Collapse and the Limits of Consumption
Robin Whitlock asks if studies of the decline of societies such as that of Easter Island can shed light on contemporary concerns.
Last September Jared Diamond’s celebrated book Collapse: How Societies Choose To Fail Or Succeed, first published in 2005, was criticised by the environmentalist Mark Lynas, who drew on the work of two scholars investigating the archaeological record on Easter Island.
In Collapse Diamond argues that Easter Island society, famous for its construction of giant Moai statues, was brought down through de-forestation, as its inhabitants used ever more wood to transport the stones of which the Moai were made. Lynas, however, cites The Statues That Walked, a study, published last year by Terry Hunt and Carl Lipo, two archaeologists who have re-examined the evidence on Easter Island and concluded that, at least as far as the Pacific island is concerned, Diamond’s argument does not stand up. They claim that its deforestation was not caused by man directly but by a plague of rats eating seeds and thus denuding the island’s tree cover.
Whether or not Diamond’s thesis is correct the debate raises questions about the collapse of ancient societies and its relevance to current concerns. It has become a fertile area of research, one on which a number of scholars offer intriguing insights.
Joseph Tainter is an anthropologist, currently a professor in the Department of Environment and Society at Utah State University. In The Collapse of Complex Societies (1988) he argues that, as societies become more complex, they need to invest ever greater organisational and physical energy in order to maintain those levels of complexity. This process advances up to a point where the energy used depletes the material resources needed to sustain them and eventually they collapse. Tainter cites the examples of the Roman Empire and the Mayan and Chaco Canyon civilisations of Mesoamerica. During such a collapse a society is forced to shed significant levels of complexity, reverting to earlier patterns of simplicity and sustainability in a battle to survive. It is a struggle that a society will always eventually lose.
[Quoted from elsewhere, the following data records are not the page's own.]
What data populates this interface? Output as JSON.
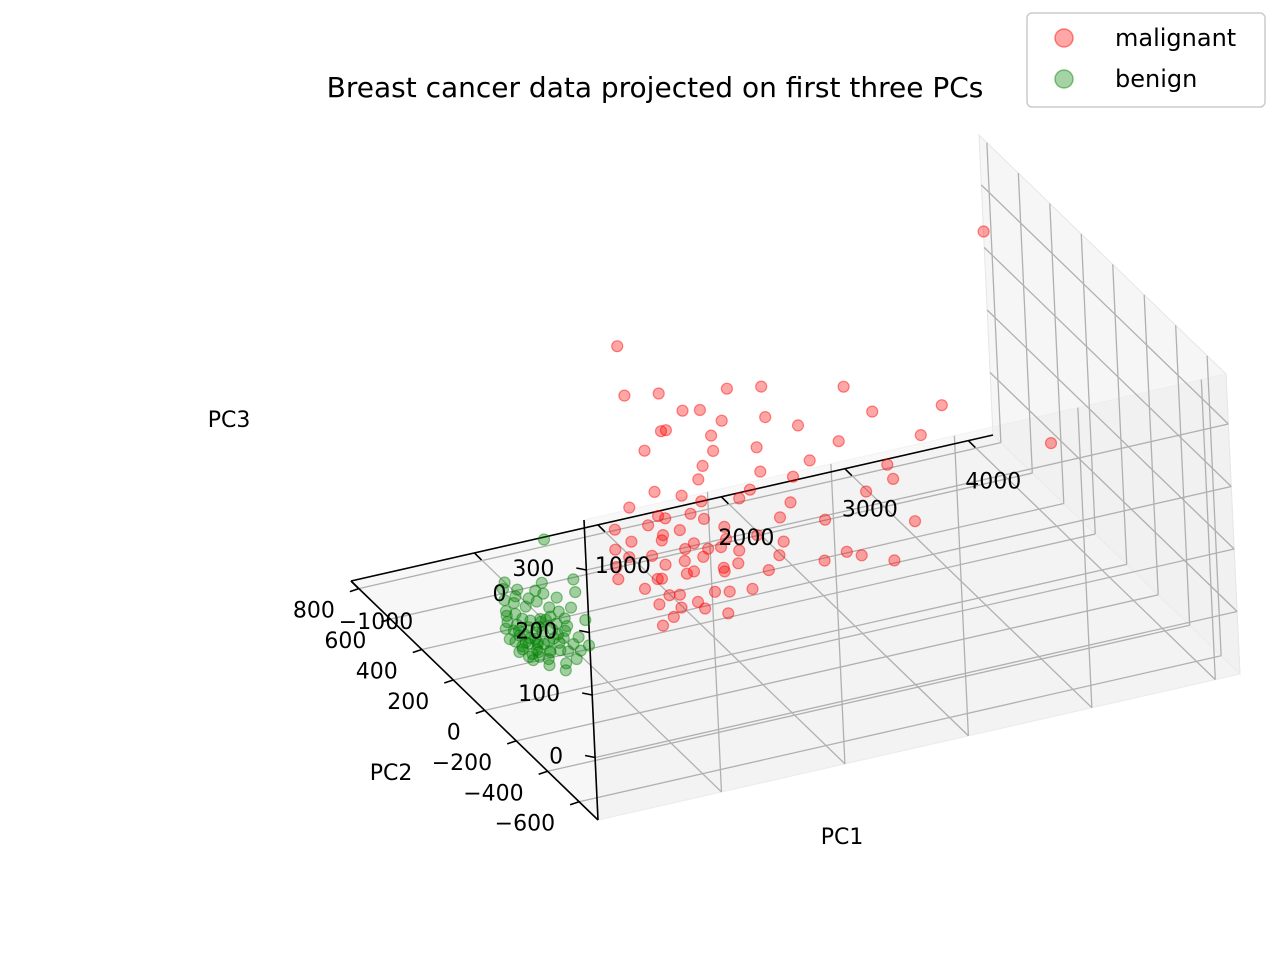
{
  "chart_data": {
    "type": "scatter",
    "projection": "3d",
    "title": "Breast cancer data projected on first three PCs",
    "xlabel": "PC1",
    "ylabel": "PC2",
    "zlabel": "PC3",
    "xlim": [
      -1000,
      4200
    ],
    "ylim": [
      -720,
      850
    ],
    "zlim": [
      -100,
      380
    ],
    "xticks": [
      -1000,
      0,
      1000,
      2000,
      3000,
      4000
    ],
    "xtick_labels": [
      "−1000",
      "0",
      "1000",
      "2000",
      "3000",
      "4000"
    ],
    "yticks": [
      -600,
      -400,
      -200,
      0,
      200,
      400,
      600,
      800
    ],
    "ytick_labels": [
      "−600",
      "−400",
      "−200",
      "0",
      "200",
      "400",
      "600",
      "800"
    ],
    "zticks": [
      0,
      100,
      200,
      300
    ],
    "ztick_labels": [
      "0",
      "100",
      "200",
      "300"
    ],
    "grid": true,
    "legend_position": "top-right",
    "series": [
      {
        "name": "malignant",
        "color": "#ff0000",
        "alpha": 0.35,
        "points": [
          [
            300,
            150,
            15
          ],
          [
            450,
            100,
            5
          ],
          [
            600,
            300,
            25
          ],
          [
            700,
            250,
            10
          ],
          [
            800,
            350,
            30
          ],
          [
            900,
            200,
            5
          ],
          [
            1000,
            400,
            20
          ],
          [
            1100,
            300,
            0
          ],
          [
            1200,
            450,
            35
          ],
          [
            1300,
            250,
            10
          ],
          [
            500,
            50,
            -10
          ],
          [
            650,
            150,
            0
          ],
          [
            750,
            0,
            -5
          ],
          [
            850,
            100,
            15
          ],
          [
            950,
            50,
            -10
          ],
          [
            1050,
            200,
            5
          ],
          [
            1150,
            150,
            -5
          ],
          [
            1250,
            350,
            20
          ],
          [
            1350,
            300,
            15
          ],
          [
            1400,
            500,
            40
          ],
          [
            400,
            -50,
            -15
          ],
          [
            550,
            0,
            -20
          ],
          [
            620,
            80,
            -8
          ],
          [
            720,
            180,
            12
          ],
          [
            820,
            280,
            22
          ],
          [
            920,
            380,
            32
          ],
          [
            1020,
            480,
            42
          ],
          [
            1120,
            120,
            -2
          ],
          [
            1220,
            220,
            8
          ],
          [
            1320,
            420,
            28
          ],
          [
            350,
            200,
            20
          ],
          [
            480,
            220,
            25
          ],
          [
            580,
            120,
            10
          ],
          [
            680,
            60,
            -5
          ],
          [
            780,
            -20,
            -12
          ],
          [
            880,
            320,
            18
          ],
          [
            980,
            260,
            6
          ],
          [
            1080,
            60,
            -18
          ],
          [
            1180,
            380,
            24
          ],
          [
            1280,
            160,
            -6
          ],
          [
            420,
            260,
            30
          ],
          [
            520,
            340,
            38
          ],
          [
            640,
            20,
            -14
          ],
          [
            740,
            420,
            44
          ],
          [
            840,
            140,
            2
          ],
          [
            940,
            -40,
            -22
          ],
          [
            1040,
            340,
            14
          ],
          [
            1140,
            240,
            4
          ],
          [
            1240,
            40,
            -16
          ],
          [
            1340,
            200,
            2
          ],
          [
            1500,
            550,
            45
          ],
          [
            1600,
            400,
            25
          ],
          [
            1700,
            650,
            60
          ],
          [
            1800,
            300,
            10
          ],
          [
            1900,
            500,
            30
          ],
          [
            1550,
            250,
            5
          ],
          [
            1650,
            600,
            50
          ],
          [
            1750,
            450,
            20
          ],
          [
            1850,
            700,
            65
          ],
          [
            1950,
            350,
            15
          ],
          [
            2000,
            600,
            40
          ],
          [
            2100,
            450,
            25
          ],
          [
            2200,
            700,
            55
          ],
          [
            2300,
            500,
            30
          ],
          [
            2400,
            650,
            45
          ],
          [
            1450,
            100,
            -10
          ],
          [
            1600,
            150,
            -5
          ],
          [
            1700,
            200,
            0
          ],
          [
            1900,
            100,
            -15
          ],
          [
            2100,
            250,
            5
          ],
          [
            1400,
            700,
            70
          ],
          [
            1600,
            750,
            80
          ],
          [
            1800,
            800,
            60
          ],
          [
            2000,
            780,
            90
          ],
          [
            1300,
            650,
            85
          ],
          [
            2500,
            300,
            20
          ],
          [
            2600,
            550,
            35
          ],
          [
            2800,
            400,
            25
          ],
          [
            3000,
            650,
            40
          ],
          [
            2700,
            150,
            0
          ],
          [
            3200,
            500,
            30
          ],
          [
            2900,
            750,
            60
          ],
          [
            3500,
            600,
            40
          ],
          [
            2200,
            100,
            -20
          ],
          [
            2400,
            50,
            -25
          ],
          [
            1200,
            800,
            110
          ],
          [
            1500,
            820,
            95
          ],
          [
            2300,
            800,
            75
          ],
          [
            1100,
            600,
            75
          ],
          [
            4000,
            300,
            30
          ],
          [
            800,
            500,
            280
          ],
          [
            1600,
            -300,
            110
          ],
          [
            3900,
            600,
            300
          ],
          [
            2600,
            200,
            60
          ]
        ]
      },
      {
        "name": "benign",
        "color": "#008000",
        "alpha": 0.35,
        "points": [
          [
            -600,
            -50,
            -20
          ],
          [
            -550,
            0,
            -15
          ],
          [
            -500,
            50,
            -10
          ],
          [
            -450,
            -100,
            -25
          ],
          [
            -400,
            100,
            -5
          ],
          [
            -650,
            20,
            -18
          ],
          [
            -620,
            -20,
            -22
          ],
          [
            -580,
            60,
            -12
          ],
          [
            -540,
            -60,
            -24
          ],
          [
            -500,
            0,
            -16
          ],
          [
            -460,
            40,
            -8
          ],
          [
            -420,
            -40,
            -20
          ],
          [
            -380,
            80,
            -2
          ],
          [
            -340,
            -80,
            -28
          ],
          [
            -300,
            120,
            4
          ],
          [
            -700,
            0,
            -20
          ],
          [
            -680,
            40,
            -14
          ],
          [
            -640,
            -40,
            -26
          ],
          [
            -600,
            80,
            -10
          ],
          [
            -560,
            -80,
            -28
          ],
          [
            -520,
            120,
            -4
          ],
          [
            -480,
            -120,
            -30
          ],
          [
            -440,
            160,
            2
          ],
          [
            -400,
            -20,
            -14
          ],
          [
            -360,
            20,
            -12
          ],
          [
            -320,
            60,
            -6
          ],
          [
            -280,
            -60,
            -22
          ],
          [
            -250,
            100,
            0
          ],
          [
            -220,
            0,
            -18
          ],
          [
            -200,
            150,
            8
          ],
          [
            -660,
            10,
            -20
          ],
          [
            -610,
            30,
            -16
          ],
          [
            -570,
            -10,
            -20
          ],
          [
            -530,
            30,
            -14
          ],
          [
            -490,
            -30,
            -20
          ],
          [
            -450,
            70,
            -8
          ],
          [
            -410,
            10,
            -14
          ],
          [
            -370,
            -50,
            -22
          ],
          [
            -330,
            90,
            -2
          ],
          [
            -290,
            30,
            -12
          ],
          [
            -590,
            100,
            -6
          ],
          [
            -550,
            140,
            0
          ],
          [
            -510,
            180,
            6
          ],
          [
            -470,
            200,
            10
          ],
          [
            -430,
            220,
            14
          ],
          [
            -390,
            180,
            8
          ],
          [
            -350,
            160,
            6
          ],
          [
            -310,
            200,
            12
          ],
          [
            -270,
            180,
            10
          ],
          [
            -230,
            220,
            16
          ],
          [
            -640,
            120,
            -4
          ],
          [
            -600,
            160,
            2
          ],
          [
            -560,
            200,
            8
          ],
          [
            -520,
            240,
            14
          ],
          [
            -480,
            260,
            18
          ],
          [
            -150,
            100,
            2
          ],
          [
            -100,
            50,
            -8
          ],
          [
            -50,
            150,
            10
          ],
          [
            0,
            200,
            16
          ],
          [
            -200,
            -50,
            -20
          ],
          [
            -580,
            -30,
            -18
          ],
          [
            -540,
            10,
            -14
          ],
          [
            -500,
            -40,
            -20
          ],
          [
            -460,
            0,
            -14
          ],
          [
            -420,
            80,
            -4
          ],
          [
            -380,
            40,
            -8
          ],
          [
            -340,
            0,
            -14
          ],
          [
            -300,
            -30,
            -18
          ],
          [
            -260,
            40,
            -8
          ],
          [
            -240,
            70,
            -4
          ],
          [
            -620,
            60,
            -12
          ],
          [
            -600,
            20,
            -16
          ],
          [
            -560,
            40,
            -14
          ],
          [
            -520,
            80,
            -8
          ],
          [
            -480,
            100,
            -4
          ],
          [
            -700,
            60,
            -14
          ],
          [
            -680,
            100,
            -8
          ],
          [
            -660,
            -30,
            -22
          ],
          [
            -640,
            80,
            -8
          ],
          [
            -620,
            140,
            0
          ],
          [
            -100,
            300,
            60
          ]
        ]
      }
    ]
  }
}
In their study Population Crises and Population Cycles (1999) W.M.S. and Claire Russell (1999) also argue that ancient cities effectively ‘stand in deserts of their own making’. Like Tainter, the Russells examine over-population and argue that developments in innovation and technology lead to population increases, which subsequently lead to more problems and increased demand for innovative solutions. The Russells cite the example of Mesopotamia (Sumer), where irrigated agricultural lands were ruined by salt. This was the result of over-irrigation, caused by the need to serve an expanding population. The irrigation raised the water table which brought salts into the surface soil, thus making it infertile. As a result, between 2100 and 1700 bc the Sumerian population declined by nearly three fifths, despite the cultivation of more salt-tolerant barley.
Thomas Homer-Dixon, in his book The Upside of Down: Catastrophe, Creativity and the Renewal of Civilization (2006), draws parallels between ancient societies, particularly that of the Roman Empire, and our own. He argues that various pressures, including energy stress, environmental stress and climate change, can in conjunction present a lethal threat to the continued comfortable status of a civilised society.
Perhaps most convincing of all, a 2004 paper by Marco Janssen and Marten Scheffer argues that decisions in advanced societies are often based on the amounts of energy and resources that have been invested in the development of that society at earlier stages in its history rather than on likely future returns, which may or may not determine its future welfare and survival. This is something they term a ‘sunk cost effect’. This can be defined as an unwillingness to abandon a particular course, if a great deal has been invested in it (a ‘sunk cost’) due to the losses that will be incurred as a result. This reluctance to abandon something often prevails no matter how dim the prospects of future success.
Neither Diamond nor his opponents have to be right about the collapse of the society on Easter Island in order for us to draw parallels between ancient societies and our own. Ours is a society obsessed with exponential economic growth (a pattern of growth dependent on an ever increasing rate of production irrespective of the fact that we live on a planet with finite resources). And this when sustainable development, which takes accounts of natural resources, would seem to make more sense and which, like the ancient societies discussed here, continually thinks big despite the drain on resources and the environment. Such situations have been faced by societies in the past and our refusal to learn from their mistakes imperils our own future.